Problem: Not considering how modules connect
Solution: Always ask about interface design and integration points

📊 Measuring Success

Before/After Metrics

Track these improvements:

  • Lines of code per module - should decrease
  • Interface complexity - fewer public methods/functions
  • Test isolation - can modules be tested independently?
  • Replacement difficulty - how hard is it to rewrite a module?
  • Developer onboarding - how quickly can new devs contribute?

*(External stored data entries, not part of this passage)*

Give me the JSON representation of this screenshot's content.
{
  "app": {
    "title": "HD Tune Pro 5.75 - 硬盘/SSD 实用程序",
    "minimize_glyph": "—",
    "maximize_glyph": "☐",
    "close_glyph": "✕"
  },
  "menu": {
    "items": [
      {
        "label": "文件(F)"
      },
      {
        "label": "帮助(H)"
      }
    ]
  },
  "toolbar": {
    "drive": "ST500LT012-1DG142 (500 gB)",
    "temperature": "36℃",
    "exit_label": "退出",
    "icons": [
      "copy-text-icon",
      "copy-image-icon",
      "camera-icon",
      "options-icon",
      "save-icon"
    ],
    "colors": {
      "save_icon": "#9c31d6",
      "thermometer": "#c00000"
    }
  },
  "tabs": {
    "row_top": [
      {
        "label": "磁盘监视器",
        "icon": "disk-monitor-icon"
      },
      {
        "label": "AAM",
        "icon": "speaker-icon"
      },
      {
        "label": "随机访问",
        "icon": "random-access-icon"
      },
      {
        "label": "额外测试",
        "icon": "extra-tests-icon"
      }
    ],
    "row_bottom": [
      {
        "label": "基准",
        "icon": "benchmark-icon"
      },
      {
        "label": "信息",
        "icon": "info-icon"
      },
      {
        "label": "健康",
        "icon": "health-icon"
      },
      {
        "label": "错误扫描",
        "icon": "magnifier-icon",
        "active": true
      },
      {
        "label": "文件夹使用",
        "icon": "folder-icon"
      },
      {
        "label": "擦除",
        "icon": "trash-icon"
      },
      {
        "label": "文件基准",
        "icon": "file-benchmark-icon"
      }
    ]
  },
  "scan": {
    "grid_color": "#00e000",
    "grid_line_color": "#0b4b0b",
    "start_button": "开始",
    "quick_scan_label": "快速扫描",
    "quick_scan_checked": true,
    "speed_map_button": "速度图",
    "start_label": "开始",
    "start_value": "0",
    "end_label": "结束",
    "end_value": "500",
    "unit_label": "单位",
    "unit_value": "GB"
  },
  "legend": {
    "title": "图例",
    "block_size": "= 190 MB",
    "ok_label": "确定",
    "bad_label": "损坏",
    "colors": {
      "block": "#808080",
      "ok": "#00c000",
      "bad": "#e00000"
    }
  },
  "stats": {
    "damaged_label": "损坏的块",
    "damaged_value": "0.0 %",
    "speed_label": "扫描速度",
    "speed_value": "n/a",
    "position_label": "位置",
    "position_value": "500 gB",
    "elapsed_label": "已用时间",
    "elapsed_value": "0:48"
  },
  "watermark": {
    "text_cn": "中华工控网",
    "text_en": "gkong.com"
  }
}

Architecture Quality Checklist

After applying the prompts, verify:

  • Each module has a single, clear responsibility
  • Interfaces are documented and obvious to use
  • Implementation details are completely hidden
  • Modules can be tested without knowing internals
  • External dependencies are wrapped, not used directly
  • Any module could be rewritten using only its interface

🔄 Iteration Strategy

Continuous Architecture Improvement

  1. Weekly Architecture Reviews

    • Pick one module that's causing friction
    • Apply the appropriate prompt
    • Implement one suggested improvement
  2. New Feature Integration

    • Before building new features, use Claude Prompt for planning
    • Ensure new code follows black box principles
    • Update existing interfaces if needed
  3. Bug-Driven Refactoring

    • When bugs occur, use Cursor Prompt to understand root cause
    • Often bugs indicate poor module boundaries
    • Fix the architecture, not just the symptom

💡 Pro Tips

Combining with Other Tools

  • Use with GitHub Copilot: Let Copilot generate code, then use these prompts to structure it properly
  • Integration with IDEs: Keep prompt snippets in your IDE for quick access
  • Documentation: Use the architectural insights to improve your README and API docs

Team Collaboration

  • Share Architecture Decisions: Use Claude Prompt outputs as design documents
  • Code Review Focus: Review interfaces and module boundaries, not just implementation
  • Onboarding: New team members can use these prompts to understand the codebase architecture

Long-term Maintenance

  • Architecture Debt: Regularly review and refactor using these prompts
  • Technology Migration: Black box architecture makes it easier to migrate technologies
  • Scaling Preparation: Well-architected modules handle growth better

Remember: The goal isn't perfect architecture immediately, but architecture that stays maintainable as your project grows. Use these prompts iteratively to continuously improve your codebase structure.